Simultaneous circulating tumor cells (CTCs) tracking and flow field characterization through integrated single camera imaging in a micro-hydrocyclone

High-throughput devices in biomedical engineering are the center interests due to the increasing demand of applications. Micro-hydrocyclones are centrifugal microfluidic devices with growing applications in bio-separation industry e.g. separation of suspended particles and biological cells. The internal flow physics of micro-hydrocyclones remains uncharacterized, especially in the presence of suspended biological particles such as circulating tumor cells (CTCs). To address this gap, this work is focused on developing an integrated optical measurement system for simultaneous flow and particle tracking measurements inside a micro-hydrocyclone separating CTCs.
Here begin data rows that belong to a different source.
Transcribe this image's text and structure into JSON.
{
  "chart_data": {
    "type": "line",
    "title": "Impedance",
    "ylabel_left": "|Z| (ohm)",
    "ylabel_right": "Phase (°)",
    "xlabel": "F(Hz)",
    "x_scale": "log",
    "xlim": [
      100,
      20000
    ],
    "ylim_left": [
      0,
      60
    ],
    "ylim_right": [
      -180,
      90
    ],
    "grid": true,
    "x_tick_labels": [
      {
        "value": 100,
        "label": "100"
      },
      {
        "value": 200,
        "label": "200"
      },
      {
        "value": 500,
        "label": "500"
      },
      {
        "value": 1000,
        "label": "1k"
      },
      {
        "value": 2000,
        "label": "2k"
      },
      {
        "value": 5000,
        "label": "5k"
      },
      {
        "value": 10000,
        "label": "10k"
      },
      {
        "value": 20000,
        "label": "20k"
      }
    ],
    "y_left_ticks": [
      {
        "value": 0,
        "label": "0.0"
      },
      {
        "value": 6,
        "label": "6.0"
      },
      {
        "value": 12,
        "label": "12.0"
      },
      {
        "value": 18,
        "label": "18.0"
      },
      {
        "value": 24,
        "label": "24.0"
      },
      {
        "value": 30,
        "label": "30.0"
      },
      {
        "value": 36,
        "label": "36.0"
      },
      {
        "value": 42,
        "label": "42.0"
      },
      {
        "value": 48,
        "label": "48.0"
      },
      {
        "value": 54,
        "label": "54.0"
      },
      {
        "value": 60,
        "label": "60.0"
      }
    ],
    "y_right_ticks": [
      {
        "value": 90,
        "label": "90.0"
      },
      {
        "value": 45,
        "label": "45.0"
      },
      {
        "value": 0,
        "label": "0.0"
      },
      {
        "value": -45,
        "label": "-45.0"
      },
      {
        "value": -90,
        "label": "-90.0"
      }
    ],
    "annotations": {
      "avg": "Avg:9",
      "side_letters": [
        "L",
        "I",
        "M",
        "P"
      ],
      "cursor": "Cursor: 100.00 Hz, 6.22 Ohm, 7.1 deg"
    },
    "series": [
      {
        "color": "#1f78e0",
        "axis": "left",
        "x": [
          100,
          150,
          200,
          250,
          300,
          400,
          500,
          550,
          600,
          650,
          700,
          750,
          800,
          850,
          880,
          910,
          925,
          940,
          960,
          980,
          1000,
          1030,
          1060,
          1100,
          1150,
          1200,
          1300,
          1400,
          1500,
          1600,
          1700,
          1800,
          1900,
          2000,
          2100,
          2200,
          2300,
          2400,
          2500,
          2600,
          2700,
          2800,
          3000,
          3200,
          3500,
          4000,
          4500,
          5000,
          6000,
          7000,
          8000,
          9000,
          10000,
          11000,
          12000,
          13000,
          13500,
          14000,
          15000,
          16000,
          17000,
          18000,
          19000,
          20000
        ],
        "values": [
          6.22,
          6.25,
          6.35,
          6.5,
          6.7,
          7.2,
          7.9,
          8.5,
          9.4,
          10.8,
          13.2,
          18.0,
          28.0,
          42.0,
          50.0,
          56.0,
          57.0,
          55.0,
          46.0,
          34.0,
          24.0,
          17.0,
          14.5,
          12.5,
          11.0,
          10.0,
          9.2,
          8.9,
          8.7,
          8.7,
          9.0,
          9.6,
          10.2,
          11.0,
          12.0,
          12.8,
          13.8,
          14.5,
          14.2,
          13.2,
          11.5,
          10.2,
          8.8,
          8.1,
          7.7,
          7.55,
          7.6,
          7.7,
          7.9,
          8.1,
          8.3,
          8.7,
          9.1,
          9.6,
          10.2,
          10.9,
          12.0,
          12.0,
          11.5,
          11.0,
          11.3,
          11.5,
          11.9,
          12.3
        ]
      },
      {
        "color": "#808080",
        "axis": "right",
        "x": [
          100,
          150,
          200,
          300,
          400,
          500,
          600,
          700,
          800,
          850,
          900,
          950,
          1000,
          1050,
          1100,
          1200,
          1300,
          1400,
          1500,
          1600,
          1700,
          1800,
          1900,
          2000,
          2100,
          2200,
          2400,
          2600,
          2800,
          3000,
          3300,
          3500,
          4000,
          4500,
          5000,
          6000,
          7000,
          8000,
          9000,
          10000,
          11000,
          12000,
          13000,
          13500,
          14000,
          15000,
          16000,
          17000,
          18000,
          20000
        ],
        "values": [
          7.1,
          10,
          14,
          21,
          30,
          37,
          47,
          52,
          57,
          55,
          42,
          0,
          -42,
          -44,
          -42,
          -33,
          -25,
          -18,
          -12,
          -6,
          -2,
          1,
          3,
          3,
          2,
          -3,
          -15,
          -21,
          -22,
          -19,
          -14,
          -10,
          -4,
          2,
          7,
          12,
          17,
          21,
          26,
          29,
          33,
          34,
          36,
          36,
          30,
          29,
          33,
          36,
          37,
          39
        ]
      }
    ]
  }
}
Two experimental conditions were investigated: first, a single-phase flow measurement where the internal velocity field was quantified using particle image velocimetry; and second, a two-phase flow condition where CTCs were introduced into the fluid at a ξ = 10² cells/ml, allowing simultaneous measurement of the flow field and individual trajectories of the CTCs. The results reveal that the presence of CTCs has a negligible effect on the global flow field, as the measured velocity fields for single-phase and two-phase conditions were nearly identical across the investigated Reynolds numbers i.e., Re = [150,300,700]. This indicates that single-phase flow studies can capture the physics of micro-hydrocyclones even in the presence of sparse biological particles. However, the dynamics of the CTCs themselves were found to deviate from the bulk flow field, with CTCs exhibiting lower momentum and lagging behind the flow due to their relatively large size compared to the device geometry. This is the first experimental study of its kind to directly measure and report the internal flow field of a micro-hydrocyclone, evaluating it under both single and two-phase conditions.